Dear Kakak,

Apa kabar, Kak?

Mungkin kurang lebih sudah hampir 10 tahun kita tidak bertemu, bertegur sapa, bersua layaknya keluarga. Sebelum Kakak bertanya, kabar adek baik-baik aja. Walaupun agak stres sama kuliah tapi yah, I'm doing good.

Waktu itu adek masih kelas 6 SD, waktu itu adek baru pulang terobosan—waktu itu… waktu Kakak pergi dari rumah. Kakak pamit, Kakak bilang kalau Kakak mau tidur di rumah nenek sebentar. Kakak waktu itu mau meluk adek bilang kalau Kakak lusa balik. Tapi adek takut, Kak, adek takut ngeliat muka Kakak yang udah babak belur—penuh luka, penuh bekas pukul, bekas darah dimana-mana—alhasil adek tidak berpelukan dengan Kakak, tidak berpamitan dengan Kakak, bahkan tak mau melihat wajah Kakak yang udah bonyok. Ibu juga waktu itu menarik adek agar lekas masuk, meninggalkan rentangan pelukan Kakak tak tersahut di teras depan.

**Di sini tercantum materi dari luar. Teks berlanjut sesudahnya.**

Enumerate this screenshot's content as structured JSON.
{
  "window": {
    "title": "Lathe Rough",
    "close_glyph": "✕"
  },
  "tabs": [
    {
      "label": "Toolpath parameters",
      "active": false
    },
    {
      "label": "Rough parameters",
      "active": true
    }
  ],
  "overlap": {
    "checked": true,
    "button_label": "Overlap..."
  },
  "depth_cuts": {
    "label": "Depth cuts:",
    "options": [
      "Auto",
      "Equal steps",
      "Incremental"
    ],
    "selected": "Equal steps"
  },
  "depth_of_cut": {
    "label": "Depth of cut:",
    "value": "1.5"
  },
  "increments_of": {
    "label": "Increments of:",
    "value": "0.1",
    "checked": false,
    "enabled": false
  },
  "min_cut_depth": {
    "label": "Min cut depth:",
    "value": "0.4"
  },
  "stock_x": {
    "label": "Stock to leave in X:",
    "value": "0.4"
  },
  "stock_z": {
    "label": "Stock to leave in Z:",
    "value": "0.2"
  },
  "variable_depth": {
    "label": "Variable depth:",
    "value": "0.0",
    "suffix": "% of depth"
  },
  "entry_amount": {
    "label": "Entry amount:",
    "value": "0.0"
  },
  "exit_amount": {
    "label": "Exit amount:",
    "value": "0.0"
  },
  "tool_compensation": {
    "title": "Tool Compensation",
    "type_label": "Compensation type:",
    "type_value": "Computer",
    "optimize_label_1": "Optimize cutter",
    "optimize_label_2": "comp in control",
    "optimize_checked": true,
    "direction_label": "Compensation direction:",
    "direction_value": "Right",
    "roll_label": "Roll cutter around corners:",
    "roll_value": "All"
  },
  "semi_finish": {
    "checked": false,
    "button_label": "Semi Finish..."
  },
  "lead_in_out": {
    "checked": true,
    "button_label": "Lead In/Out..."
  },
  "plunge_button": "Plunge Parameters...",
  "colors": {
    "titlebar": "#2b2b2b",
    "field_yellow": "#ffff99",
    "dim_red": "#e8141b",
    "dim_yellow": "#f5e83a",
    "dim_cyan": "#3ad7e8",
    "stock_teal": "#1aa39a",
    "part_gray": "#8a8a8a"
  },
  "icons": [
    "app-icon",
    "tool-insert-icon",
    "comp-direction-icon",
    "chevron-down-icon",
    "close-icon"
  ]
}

Adek menyesal. Seharusnya waktu itu adek peluk Kakak erat-erat. Adek cium kening Kakak yang tak tersentuh luka. Adek bisikkan kata sayang. Adek tarik Kakak untuk juga masuk kembali ke dalam rumah, tertidur di rumah hangat kita—Adek menyesal, itu terakhir kalinya adek melihat Kakak. Kata 'akan kembali' yang Kakak ucapkan itu tak bersambut, Kakak tak pernah pulang lagi.

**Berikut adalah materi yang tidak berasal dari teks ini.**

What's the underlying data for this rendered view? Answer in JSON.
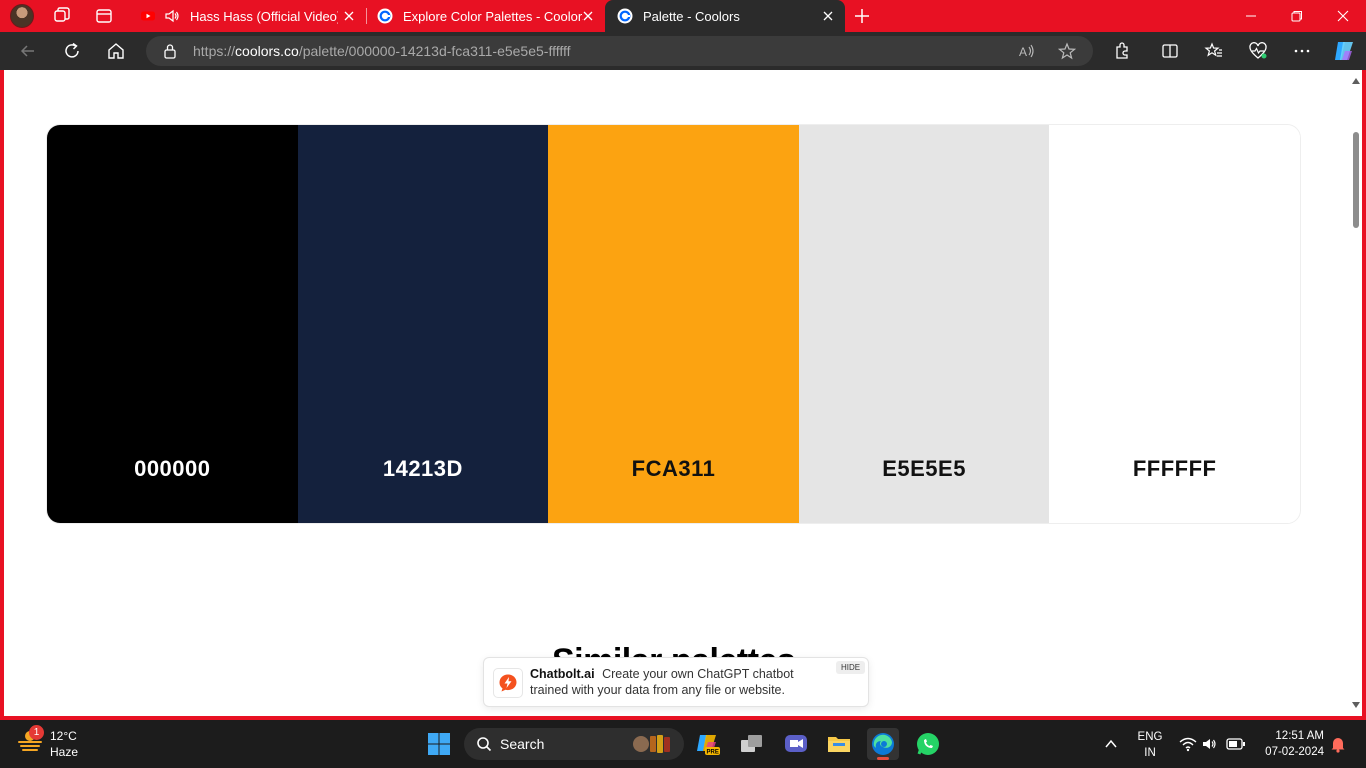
{
  "browser": {
    "tabs": [
      {
        "title": "Hass Hass (Official Video) D",
        "active": false,
        "muted": false
      },
      {
        "title": "Explore Color Palettes - Coolors",
        "active": false
      },
      {
        "title": "Palette - Coolors",
        "active": true
      }
    ],
    "url_prefix": "https://",
    "url_domain": "coolors.co",
    "url_path": "/palette/000000-14213d-fca311-e5e5e5-ffffff"
  },
  "page": {
    "palette": [
      {
        "hex": "000000",
        "color": "#000000",
        "text_color": "#ffffff"
      },
      {
        "hex": "14213D",
        "color": "#14213d",
        "text_color": "#ffffff"
      },
      {
        "hex": "FCA311",
        "color": "#fca311",
        "text_color": "#111111"
      },
      {
        "hex": "E5E5E5",
        "color": "#e5e5e5",
        "text_color": "#111111"
      },
      {
        "hex": "FFFFFF",
        "color": "#ffffff",
        "text_color": "#111111"
      }
    ],
    "similar_heading": "Similar palettes"
  },
  "ad": {
    "brand": "Chatbolt.ai",
    "text": "Create your own ChatGPT chatbot trained with your data from any file or website.",
    "hide_label": "HIDE"
  },
  "taskbar": {
    "weather_temp": "12°C",
    "weather_cond": "Haze",
    "weather_badge": "1",
    "search_label": "Search",
    "lang_top": "ENG",
    "lang_bottom": "IN",
    "time": "12:51 AM",
    "date": "07-02-2024"
  }
}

Adek masih mengingat lekat hari itu. Hari yang kelam bagi semuanya. Pagi setelah Kakak pergi, Ibu bagaikan orang linglung, Ayah mengurung diri di kamar, Abang tak ingin lagi bicara sama Ibu dan Ayah. Adek sendiri, duduk di meja makan menunggu sarapan Ibu, namun rupanya sampai jam makan malam pun Ibu tetap terdiam, duduk dengan linglung berdoa siang ke malam, entah meminta hal besar apa sampai-sampai terkadang ia menangis kencang.

Ayah lebih ketat pengawasannya pada kami. Semua teman-teman dekat Abang diusir, Abang benar-benar hampir tak memiliki teman dekat. Adek juga diantar jemput, tidak boleh keluar ketemu dengan teman, bahkan Adek sering dikeluarkan dari kelompok belajar karena jarang datang kerja kelompok. Hal ini bahkan berlangsung sampai Adek SMA.

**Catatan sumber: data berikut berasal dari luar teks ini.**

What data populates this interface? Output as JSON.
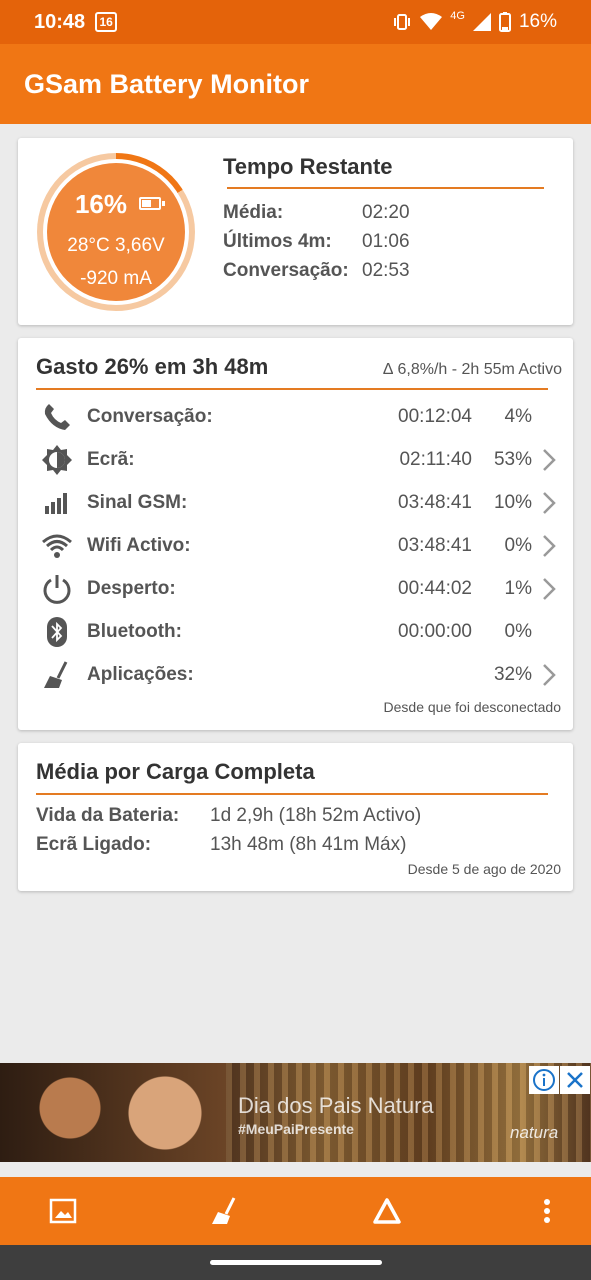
{
  "status_bar": {
    "time": "10:48",
    "notification_badge": "16",
    "network": "4G",
    "battery": "16%"
  },
  "app": {
    "title": "GSam Battery Monitor",
    "accent_color": "#f07614",
    "statusbar_color": "#e4630a"
  },
  "battery_gauge": {
    "percent": "16%",
    "level": 0.16,
    "temp_voltage": "28°C  3,66V",
    "current": "-920 mA"
  },
  "remaining": {
    "title": "Tempo Restante",
    "rows": [
      {
        "label": "Média:",
        "value": "02:20"
      },
      {
        "label": "Últimos 4m:",
        "value": "01:06"
      },
      {
        "label": "Conversação:",
        "value": "02:53"
      }
    ]
  },
  "usage": {
    "title": "Gasto 26% em 3h 48m",
    "subtitle": "∆ 6,8%/h - 2h 55m Activo",
    "rows": [
      {
        "icon": "phone-icon",
        "label": "Conversação:",
        "duration": "00:12:04",
        "percent": "4%",
        "chevron": false
      },
      {
        "icon": "brightness-icon",
        "label": "Ecrã:",
        "duration": "02:11:40",
        "percent": "53%",
        "chevron": true
      },
      {
        "icon": "signal-bars-icon",
        "label": "Sinal GSM:",
        "duration": "03:48:41",
        "percent": "10%",
        "chevron": true
      },
      {
        "icon": "wifi-icon",
        "label": "Wifi Activo:",
        "duration": "03:48:41",
        "percent": "0%",
        "chevron": true
      },
      {
        "icon": "power-icon",
        "label": "Desperto:",
        "duration": "00:44:02",
        "percent": "1%",
        "chevron": true
      },
      {
        "icon": "bluetooth-icon",
        "label": "Bluetooth:",
        "duration": "00:00:00",
        "percent": "0%",
        "chevron": false
      },
      {
        "icon": "broom-icon",
        "label": "Aplicações:",
        "duration": "",
        "percent": "32%",
        "chevron": true
      }
    ],
    "footer": "Desde que foi desconectado"
  },
  "full_charge": {
    "title": "Média por Carga Completa",
    "rows": [
      {
        "label": "Vida da Bateria:",
        "value": "1d 2,9h (18h 52m Activo)"
      },
      {
        "label": "Ecrã Ligado:",
        "value": "13h 48m (8h 41m Máx)"
      }
    ],
    "footer": "Desde 5 de ago de 2020"
  },
  "ad": {
    "headline": "Dia dos Pais Natura",
    "hashtag": "#MeuPaiPresente",
    "brand": "natura"
  },
  "bottom_bar": {
    "icons": [
      "image-icon",
      "broom-icon",
      "triangle-icon",
      "more-vert-icon"
    ]
  }
}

Setelah itu tak ada yang berubah. Semuanya tetap sama. Ayah dan Ibu masih bak kehilangan pijakan bumi. Abang masih begitu benci dengan keluarga ini. Dan Adek masih tak mengerti apa yang terjadi. Satu hal pasti yang adek tau; semua foto Kakak di rumah dicopot, piagam dan piala Kakak di keluarkan dari lemari kaca ruang tamu—'Kakak udah tidak ada lagi' kata Abang waktu Adek bertanya kenapa.

Dan saat itulah, dengan polosnya Adek berpikir, dengan polosnya Adek menangis, menangisi Kakak pertama Adek yang Adek pikir telah tiada, telah mati.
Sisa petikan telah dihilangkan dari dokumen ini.